Der Titel „Moscow Stories“ trifft den Inhalt des Buches mithin nur bedingt. Natürlich – zu den großen Stärken zählen die Innenansichten eines Amerikaners, der Anfang der 1960er-Jahre ein Jahr lang als einer von ganz wenigen amerikanischen Studenten an der Moskauer Staatsuniversität (MGU) lebte, studierte und den sowjetischen Alltag und die Kommilitonen intensiv kennenlernte. Aber in den langen Passagen der Schilderungen all der späteren Jahre, als Graham regelmäßig für Forschungsaufenthalte nach Moskau zurückkehrte, erfährt man auch viel Informatives über die amerikanische „Sowjetologie“ als typisches Kalter-Krieg-Phänomen, über die Nähe von Wissenschaft und geheimdienstlicher Aufklärung auf beiden Seiten des Atlantiks und über den amerikanischen Kommunismus.

Graham, der sich in eigenen Forschungen vor allem mit der sowjetischen bzw. russischen Technik- und Wissenschaftsgeschichte beschäftigt hat, stand als Akteur und zuweilen auch als Leidtragender – eine Weile lang durfte er nicht mehr in die Sowjetunion einreisen – mitten im Geschehen und schildert die Gratwanderung zwischen Wissenschaftsfreiheit und politischer Abhängigkeit ohne Scheuklappen. In seinen Erzählungen verbinden sich die persönlichen Erfahrungen, die tiefe Sachkenntnis und das große Engagement für die darbende russische Wissenschaft auch nach dem Zusammenbruch der Sowjetunion mit der Beobachtung der politischen Veränderungen, wenngleich das Anekdotisch-Erzählerische eher Grahams Stärke ist als die Analyse, die in diesem Buch höchstens mitgemeint, nie aber zentral ist.
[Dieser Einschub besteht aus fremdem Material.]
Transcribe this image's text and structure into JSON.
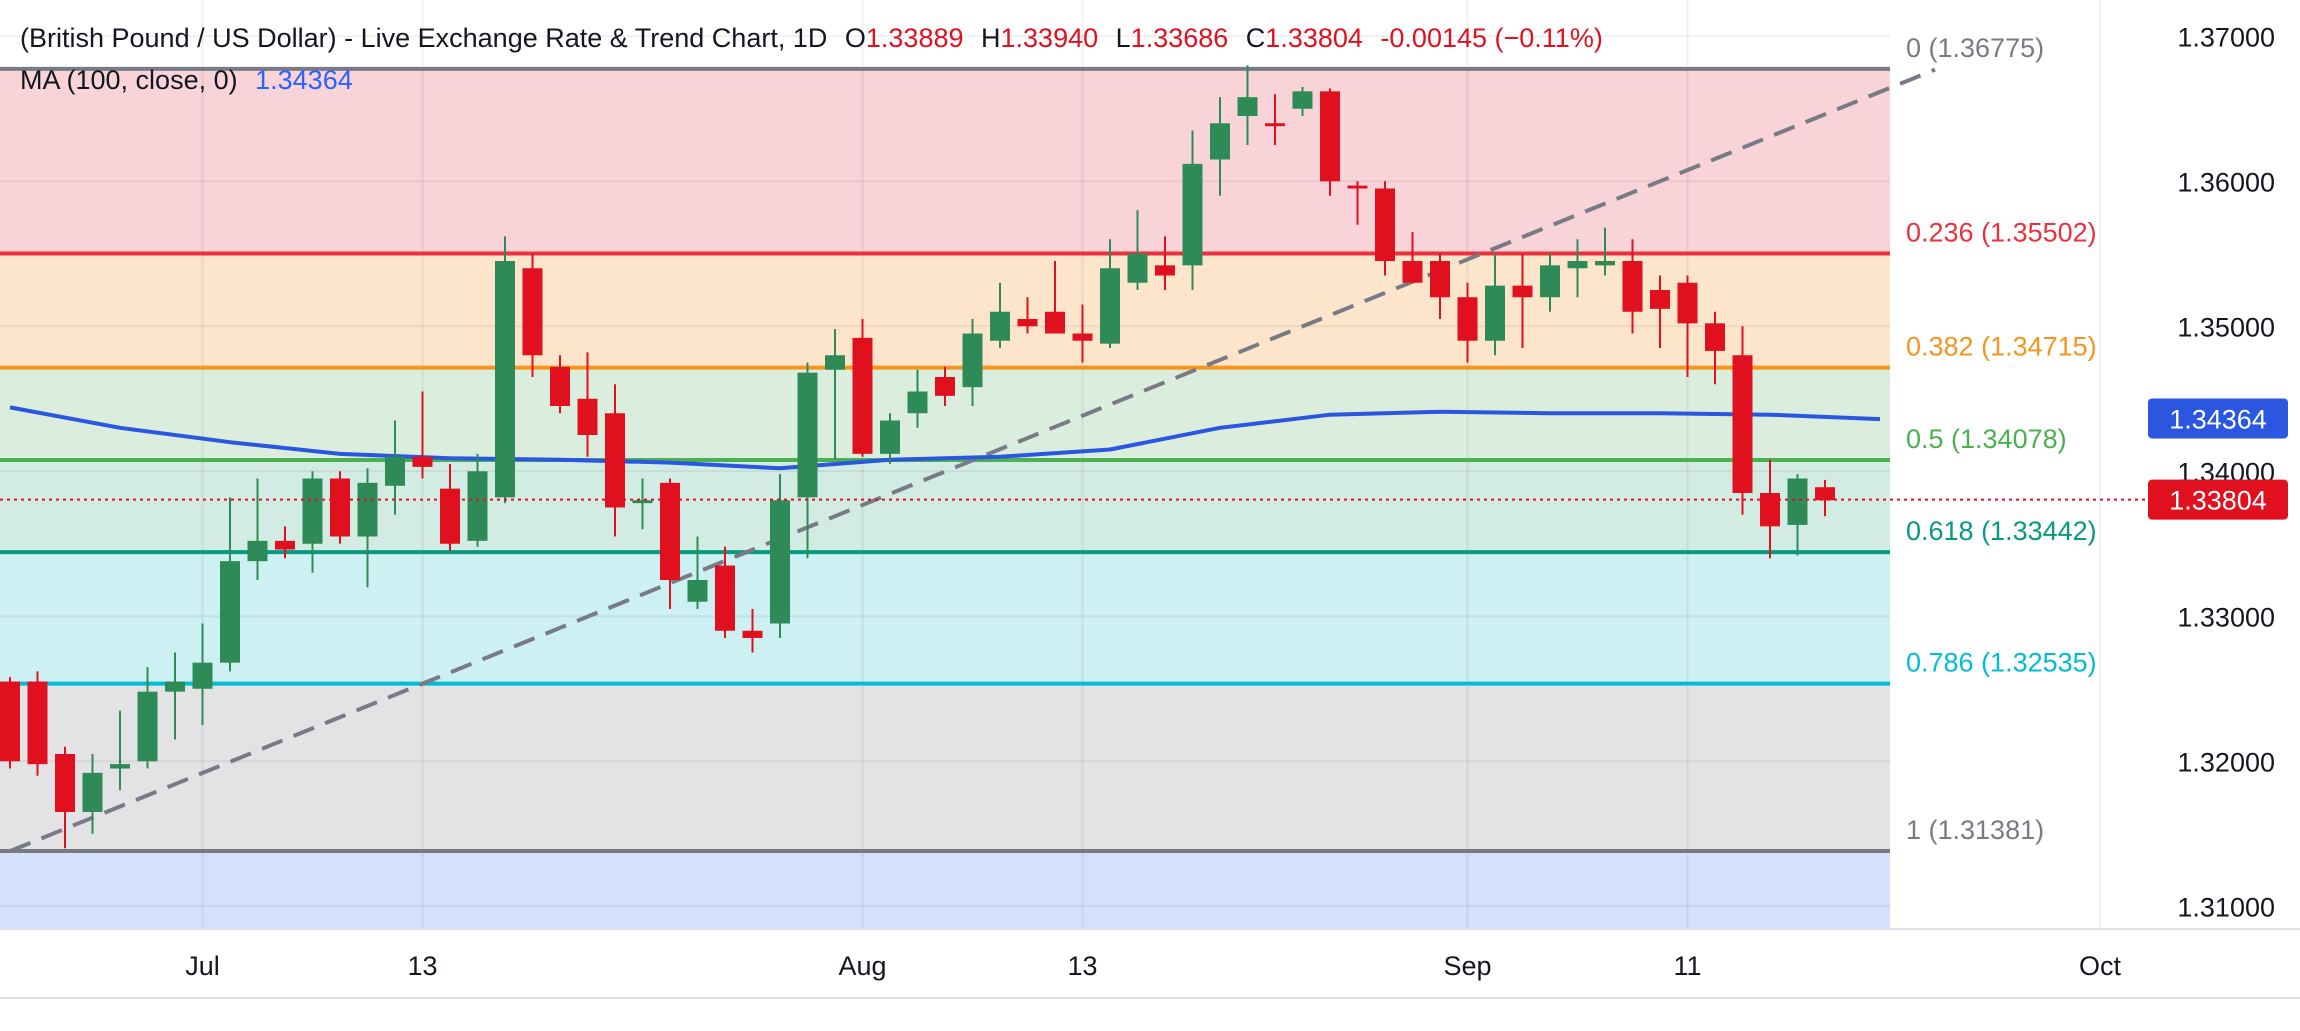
{
  "header": {
    "title": "(British Pound / US Dollar) - Live Exchange Rate & Trend Chart, 1D",
    "open_label": "O",
    "open": "1.33889",
    "high_label": "H",
    "high": "1.33940",
    "low_label": "L",
    "low": "1.33686",
    "close_label": "C",
    "close": "1.33804",
    "change": "-0.00145 (−0.11%)"
  },
  "indicator": {
    "label": "MA (100, close, 0)",
    "value": "1.34364"
  },
  "colors": {
    "up": "#2e8b57",
    "down": "#e0101f",
    "ma": "#2a56e0",
    "fib_0": "#787b86",
    "fib_236": "#e8323c",
    "fib_382": "#f7941d",
    "fib_5": "#4caf50",
    "fib_618": "#089981",
    "fib_786": "#00bcd4",
    "fib_1": "#787b86"
  },
  "chart_data": {
    "type": "candlestick",
    "symbol": "GBP/USD",
    "timeframe": "1D",
    "ylim": [
      1.3085,
      1.3725
    ],
    "y_ticks": [
      "1.37000",
      "1.36000",
      "1.35000",
      "1.34000",
      "1.33000",
      "1.32000",
      "1.31000"
    ],
    "x_ticks": [
      {
        "label": "Jul",
        "i": 7
      },
      {
        "label": "13",
        "i": 15
      },
      {
        "label": "Aug",
        "i": 31
      },
      {
        "label": "13",
        "i": 39
      },
      {
        "label": "Sep",
        "i": 53
      },
      {
        "label": "11",
        "i": 61
      },
      {
        "label": "Oct",
        "i": 76
      }
    ],
    "ohlc": [
      [
        1.3255,
        1.3258,
        1.3195,
        1.32
      ],
      [
        1.3255,
        1.3262,
        1.319,
        1.3198
      ],
      [
        1.3205,
        1.321,
        1.314,
        1.3165
      ],
      [
        1.3165,
        1.3205,
        1.315,
        1.3192
      ],
      [
        1.3195,
        1.3235,
        1.318,
        1.3198
      ],
      [
        1.32,
        1.3265,
        1.3195,
        1.3248
      ],
      [
        1.3248,
        1.3275,
        1.3215,
        1.3255
      ],
      [
        1.325,
        1.3295,
        1.3225,
        1.3268
      ],
      [
        1.3268,
        1.3382,
        1.3262,
        1.3338
      ],
      [
        1.3338,
        1.3395,
        1.3325,
        1.3352
      ],
      [
        1.3352,
        1.3362,
        1.334,
        1.3346
      ],
      [
        1.335,
        1.34,
        1.333,
        1.3395
      ],
      [
        1.3395,
        1.34,
        1.335,
        1.3355
      ],
      [
        1.3355,
        1.3402,
        1.332,
        1.3392
      ],
      [
        1.339,
        1.3435,
        1.337,
        1.341
      ],
      [
        1.341,
        1.3455,
        1.3395,
        1.3403
      ],
      [
        1.3388,
        1.3405,
        1.3345,
        1.335
      ],
      [
        1.3352,
        1.3412,
        1.3348,
        1.34
      ],
      [
        1.3382,
        1.3562,
        1.3378,
        1.3545
      ],
      [
        1.354,
        1.355,
        1.3465,
        1.348
      ],
      [
        1.3472,
        1.348,
        1.344,
        1.3445
      ],
      [
        1.345,
        1.3482,
        1.341,
        1.3425
      ],
      [
        1.344,
        1.346,
        1.3355,
        1.3375
      ],
      [
        1.3378,
        1.3395,
        1.336,
        1.338
      ],
      [
        1.3392,
        1.3395,
        1.3305,
        1.3325
      ],
      [
        1.331,
        1.3355,
        1.3305,
        1.3325
      ],
      [
        1.3335,
        1.3348,
        1.3285,
        1.329
      ],
      [
        1.329,
        1.3305,
        1.3275,
        1.3285
      ],
      [
        1.3295,
        1.3398,
        1.3285,
        1.338
      ],
      [
        1.3382,
        1.3475,
        1.334,
        1.3468
      ],
      [
        1.347,
        1.3498,
        1.3408,
        1.348
      ],
      [
        1.3492,
        1.3505,
        1.341,
        1.3412
      ],
      [
        1.3412,
        1.344,
        1.3405,
        1.3435
      ],
      [
        1.344,
        1.347,
        1.343,
        1.3455
      ],
      [
        1.3465,
        1.3472,
        1.3445,
        1.3452
      ],
      [
        1.3458,
        1.3505,
        1.3445,
        1.3495
      ],
      [
        1.349,
        1.353,
        1.3485,
        1.351
      ],
      [
        1.3505,
        1.352,
        1.3495,
        1.35
      ],
      [
        1.351,
        1.3545,
        1.3495,
        1.3495
      ],
      [
        1.3495,
        1.3515,
        1.3475,
        1.349
      ],
      [
        1.3488,
        1.356,
        1.3485,
        1.354
      ],
      [
        1.353,
        1.358,
        1.3525,
        1.355
      ],
      [
        1.3542,
        1.3562,
        1.3525,
        1.3535
      ],
      [
        1.3542,
        1.3635,
        1.3525,
        1.3612
      ],
      [
        1.3615,
        1.3658,
        1.359,
        1.364
      ],
      [
        1.3645,
        1.368,
        1.3625,
        1.3658
      ],
      [
        1.364,
        1.366,
        1.3625,
        1.3638
      ],
      [
        1.365,
        1.3665,
        1.3645,
        1.3662
      ],
      [
        1.3662,
        1.3664,
        1.359,
        1.36
      ],
      [
        1.3597,
        1.36,
        1.357,
        1.3595
      ],
      [
        1.3595,
        1.36,
        1.3535,
        1.3545
      ],
      [
        1.3545,
        1.3565,
        1.353,
        1.353
      ],
      [
        1.3545,
        1.355,
        1.3505,
        1.352
      ],
      [
        1.352,
        1.353,
        1.3475,
        1.349
      ],
      [
        1.349,
        1.355,
        1.348,
        1.3528
      ],
      [
        1.3528,
        1.355,
        1.3485,
        1.352
      ],
      [
        1.352,
        1.355,
        1.351,
        1.3542
      ],
      [
        1.354,
        1.356,
        1.352,
        1.3545
      ],
      [
        1.3542,
        1.3568,
        1.3535,
        1.3545
      ],
      [
        1.3545,
        1.356,
        1.3495,
        1.351
      ],
      [
        1.3525,
        1.3535,
        1.3485,
        1.3512
      ],
      [
        1.353,
        1.3535,
        1.3465,
        1.3502
      ],
      [
        1.3502,
        1.351,
        1.346,
        1.3483
      ],
      [
        1.348,
        1.35,
        1.337,
        1.3385
      ],
      [
        1.3385,
        1.3408,
        1.334,
        1.3362
      ],
      [
        1.3363,
        1.3398,
        1.3342,
        1.3395
      ],
      [
        1.3389,
        1.3394,
        1.3369,
        1.338
      ]
    ],
    "ma_series": {
      "name": "MA (100, close, 0)",
      "points": [
        [
          0,
          1.3444
        ],
        [
          4,
          1.343
        ],
        [
          8,
          1.342
        ],
        [
          12,
          1.3412
        ],
        [
          16,
          1.3409
        ],
        [
          20,
          1.3408
        ],
        [
          24,
          1.3406
        ],
        [
          28,
          1.3402
        ],
        [
          32,
          1.3408
        ],
        [
          36,
          1.341
        ],
        [
          40,
          1.3415
        ],
        [
          44,
          1.343
        ],
        [
          48,
          1.3439
        ],
        [
          52,
          1.3441
        ],
        [
          56,
          1.344
        ],
        [
          60,
          1.344
        ],
        [
          64,
          1.3439
        ],
        [
          68,
          1.3436
        ]
      ]
    },
    "fib_levels": [
      {
        "ratio": "0",
        "price": "1.36775",
        "label": "0 (1.36775)",
        "color": "#787b86",
        "fill": "#f8d3d8"
      },
      {
        "ratio": "0.236",
        "price": "1.35502",
        "label": "0.236 (1.35502)",
        "color": "#e8323c",
        "fill": "#fde5cc"
      },
      {
        "ratio": "0.382",
        "price": "1.34715",
        "label": "0.382 (1.34715)",
        "color": "#f7941d",
        "fill": "#dbeedd"
      },
      {
        "ratio": "0.5",
        "price": "1.34078",
        "label": "0.5 (1.34078)",
        "color": "#4caf50",
        "fill": "#d2ebe3"
      },
      {
        "ratio": "0.618",
        "price": "1.33442",
        "label": "0.618 (1.33442)",
        "color": "#089981",
        "fill": "#cdf0f3"
      },
      {
        "ratio": "0.786",
        "price": "1.32535",
        "label": "0.786 (1.32535)",
        "color": "#00bcd4",
        "fill": "#e3e3e6"
      },
      {
        "ratio": "1",
        "price": "1.31381",
        "label": "1 (1.31381)",
        "color": "#787b86",
        "fill": "#d5e0fb"
      }
    ],
    "trendline": {
      "from": [
        0,
        1.3138
      ],
      "to": [
        70,
        1.3677
      ]
    },
    "price_badges": [
      {
        "value": "1.34364",
        "price": 1.34364,
        "color": "#2a56e0"
      },
      {
        "value": "1.33804",
        "price": 1.33804,
        "color": "#e0101f"
      }
    ],
    "last_price": 1.33804
  }
}
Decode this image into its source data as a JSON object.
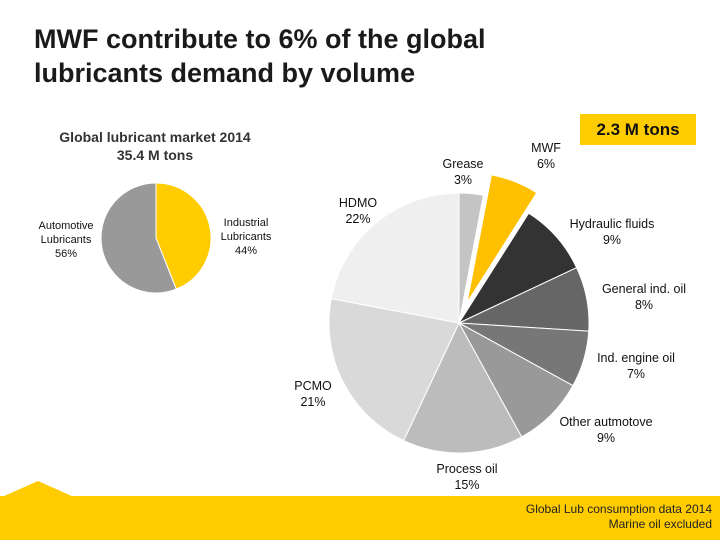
{
  "slide": {
    "title_line1": "MWF contribute to 6% of the global",
    "title_line2": "lubricants demand by volume",
    "badge": "2.3 M tons",
    "footer_line1": "Global Lub consumption data 2014",
    "footer_line2": "Marine oil excluded"
  },
  "colors": {
    "accent": "#ffcc00"
  },
  "chart_data": [
    {
      "type": "pie",
      "title": "Global lubricant market 2014",
      "subtitle": "35.4 M tons",
      "slices": [
        {
          "label_lines": [
            "Industrial",
            "Lubricants",
            "44%"
          ],
          "value": 44,
          "color": "#ffcc00"
        },
        {
          "label_lines": [
            "Automotive",
            "Lubricants",
            "56%"
          ],
          "value": 56,
          "color": "#999999"
        }
      ]
    },
    {
      "type": "pie",
      "slices": [
        {
          "label_lines": [
            "Grease",
            "3%"
          ],
          "value": 3,
          "color": "#c4c4c4"
        },
        {
          "label_lines": [
            "MWF",
            "6%"
          ],
          "value": 6,
          "color": "#ffc000",
          "exploded": true
        },
        {
          "label_lines": [
            "Hydraulic fluids",
            "9%"
          ],
          "value": 9,
          "color": "#333333"
        },
        {
          "label_lines": [
            "General ind. oil",
            "8%"
          ],
          "value": 8,
          "color": "#666666"
        },
        {
          "label_lines": [
            "Ind. engine oil",
            "7%"
          ],
          "value": 7,
          "color": "#777777"
        },
        {
          "label_lines": [
            "Other autmotove",
            "9%"
          ],
          "value": 9,
          "color": "#999999"
        },
        {
          "label_lines": [
            "Process oil",
            "15%"
          ],
          "value": 15,
          "color": "#bcbcbc"
        },
        {
          "label_lines": [
            "PCMO",
            "21%"
          ],
          "value": 21,
          "color": "#d9d9d9"
        },
        {
          "label_lines": [
            "HDMO",
            "22%"
          ],
          "value": 22,
          "color": "#efefef"
        }
      ]
    }
  ]
}
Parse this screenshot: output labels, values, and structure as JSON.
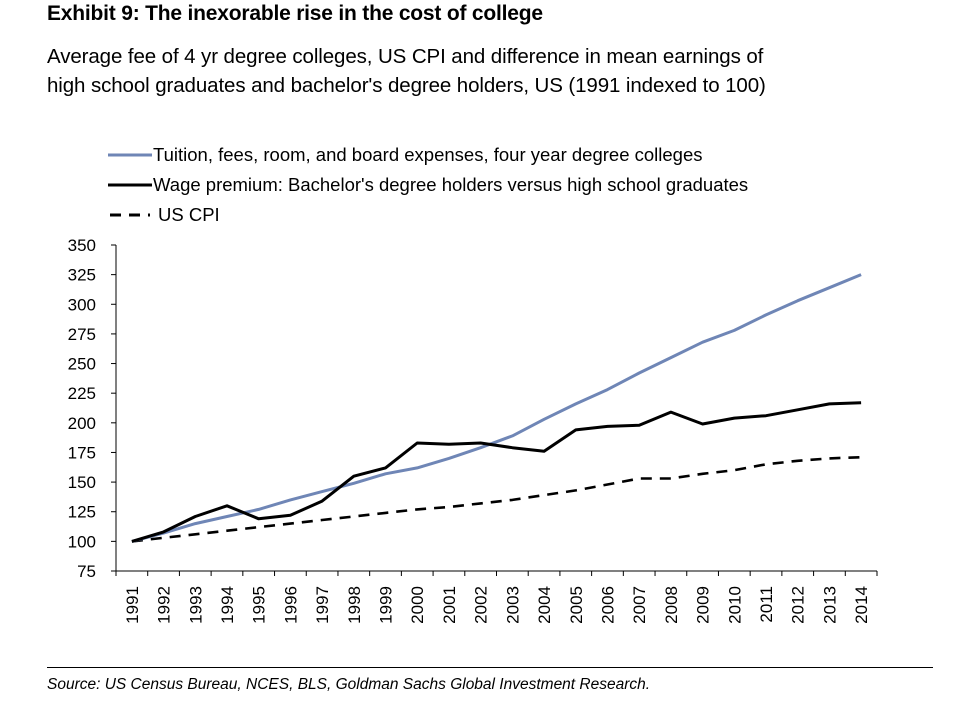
{
  "header": {
    "exhibit_title": "Exhibit 9: The inexorable rise in the cost of college",
    "subtitle_line1": "Average fee of 4 yr degree colleges, US CPI and difference in mean earnings of",
    "subtitle_line2": "high school graduates and bachelor's degree holders, US (1991 indexed to 100)"
  },
  "footer": {
    "source": "Source: US Census Bureau, NCES, BLS, Goldman Sachs Global Investment Research."
  },
  "colors": {
    "tuition": "#6f86b6",
    "wage": "#000000",
    "cpi": "#000000"
  },
  "chart_data": {
    "type": "line",
    "title": "Exhibit 9: The inexorable rise in the cost of college",
    "xlabel": "",
    "ylabel": "",
    "ylim": [
      75,
      350
    ],
    "yticks": [
      75,
      100,
      125,
      150,
      175,
      200,
      225,
      250,
      275,
      300,
      325,
      350
    ],
    "grid": false,
    "legend_position": "top-left",
    "categories": [
      "1991",
      "1992",
      "1993",
      "1994",
      "1995",
      "1996",
      "1997",
      "1998",
      "1999",
      "2000",
      "2001",
      "2002",
      "2003",
      "2004",
      "2005",
      "2006",
      "2007",
      "2008",
      "2009",
      "2010",
      "2011",
      "2012",
      "2013",
      "2014"
    ],
    "series": [
      {
        "name": "Tuition, fees, room, and board expenses, four year degree colleges",
        "style": "solid",
        "color": "#6f86b6",
        "values": [
          100,
          107,
          115,
          121,
          127,
          135,
          142,
          149,
          157,
          162,
          170,
          179,
          189,
          203,
          216,
          228,
          242,
          255,
          268,
          278,
          291,
          303,
          314,
          325
        ]
      },
      {
        "name": "Wage premium: Bachelor's degree holders versus high school graduates",
        "style": "solid",
        "color": "#000000",
        "values": [
          100,
          108,
          121,
          130,
          119,
          122,
          134,
          155,
          162,
          183,
          182,
          183,
          179,
          176,
          194,
          197,
          198,
          209,
          199,
          204,
          206,
          211,
          216,
          217
        ]
      },
      {
        "name": "US CPI",
        "style": "dashed",
        "color": "#000000",
        "values": [
          100,
          103,
          106,
          109,
          112,
          115,
          118,
          121,
          124,
          127,
          129,
          132,
          135,
          139,
          143,
          148,
          153,
          153,
          157,
          160,
          165,
          168,
          170,
          171
        ]
      }
    ]
  }
}
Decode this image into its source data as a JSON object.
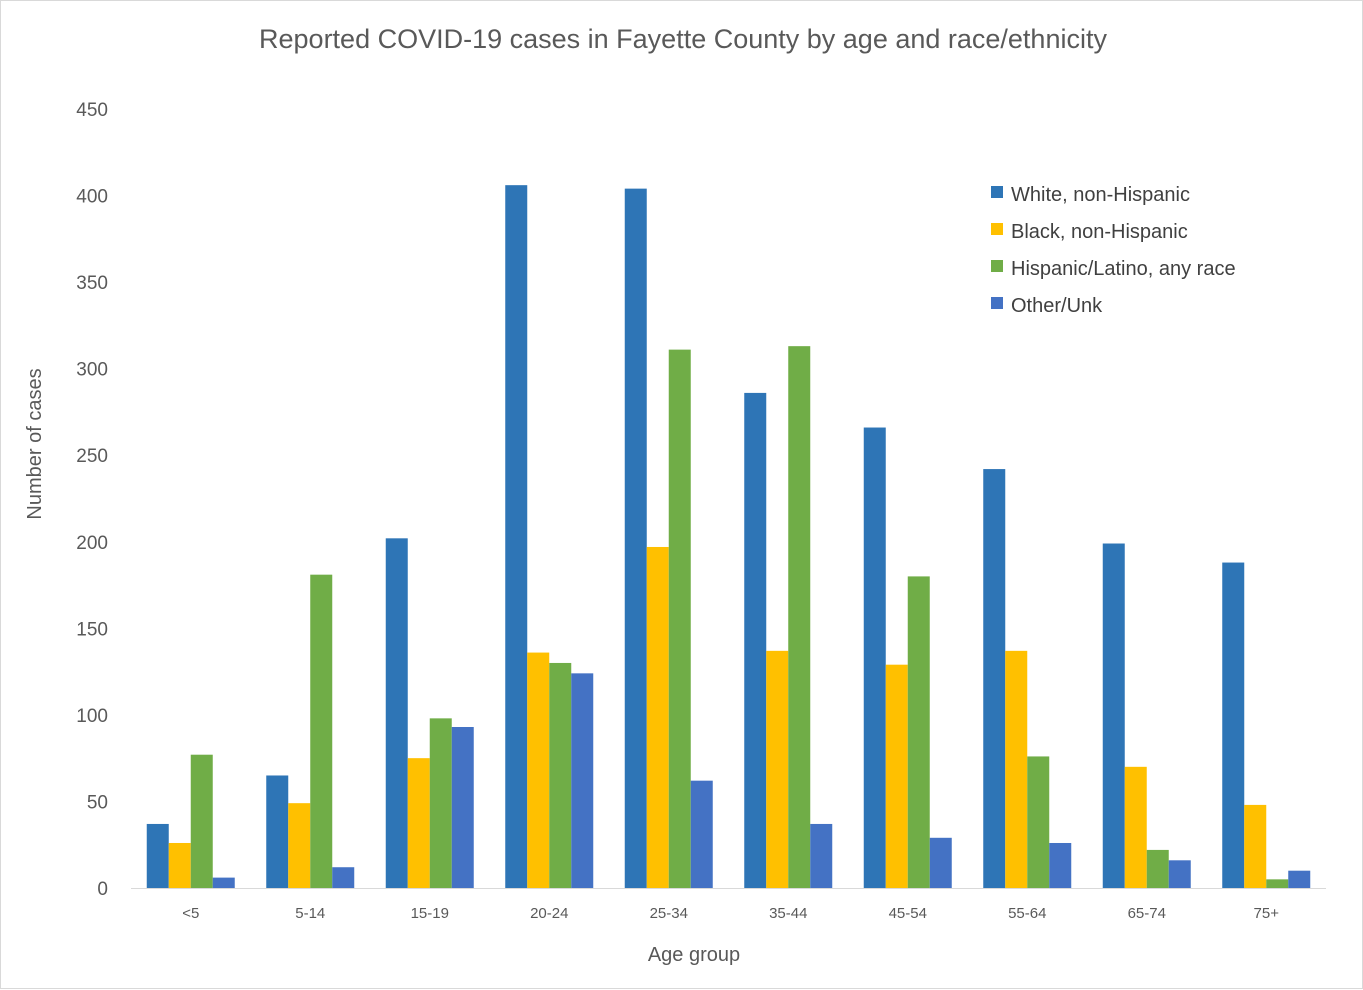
{
  "chart_data": {
    "type": "bar",
    "title": "Reported COVID-19 cases in Fayette County by age and race/ethnicity",
    "xlabel": "Age group",
    "ylabel": "Number of cases",
    "ylim": [
      0,
      450
    ],
    "yticks": [
      "0",
      "50",
      "100",
      "150",
      "200",
      "250",
      "300",
      "350",
      "400",
      "450"
    ],
    "categories": [
      "<5",
      "5-14",
      "15-19",
      "20-24",
      "25-34",
      "35-44",
      "45-54",
      "55-64",
      "65-74",
      "75+"
    ],
    "series": [
      {
        "name": "White, non-Hispanic",
        "color": "#2E75B6",
        "values": [
          37,
          65,
          202,
          406,
          404,
          286,
          266,
          242,
          199,
          188
        ]
      },
      {
        "name": "Black, non-Hispanic",
        "color": "#FFC000",
        "values": [
          26,
          49,
          75,
          136,
          197,
          137,
          129,
          137,
          70,
          48
        ]
      },
      {
        "name": "Hispanic/Latino, any race",
        "color": "#70AD47",
        "values": [
          77,
          181,
          98,
          130,
          311,
          313,
          180,
          76,
          22,
          5
        ]
      },
      {
        "name": "Other/Unk",
        "color": "#4472C4",
        "values": [
          6,
          12,
          93,
          124,
          62,
          37,
          29,
          26,
          16,
          10
        ]
      }
    ],
    "grid": false,
    "legend_position": "top-right"
  }
}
Grahams Buch ist eine sehr stark persönlich gefärbte, memoiristische Auseinandersetzung mit der Sowjetunion und Amerika im Kalten Krieg. Für Historiker, die sich mit der Sowjetunion der Nach-Stalin-Zeit beschäftigen, ist der Band eine Fundgrube für Alltagsdetails und als Memoiren-Quelle durchaus verwendbar. Nicht immer allerdings wird genügend ersichtlich, worauf sich Graham bei der Niederschrift seiner Erinnerungen stützte – besonders dann, wenn er seitenlang Gespräche dokumentiert, die Jahre oder Jahrzehnte zurückliegen.
Einmal mehr jedoch relativiert Graham, ohne darauf groß einzugehen und ohne die Repression zu beschönigen, die Umfänglichkeit des „Totalen“ in der Sowjetunion, wenn er etwa schildert, wie ausländische Studenten auch ohne entsprechende Bewilligung große Reisen quer durch die Sowjetunion unternehmen konnten. Sie setzten ihre Aufenthaltsgenehmigung aufs Spiel – aber sie blieben unbehelligt. Solche und viele andere Geschichten, an denen das Buch reich, an gewissen Stellen sogar fast schon überreich ist, zeigen das differenzierte Bild einer vergangenen Zeit, die besonders für jene, die im heutigen Russland ihre „Moscow Stories“ erleben, fern und zuweilen doch beklemmend nah liegt.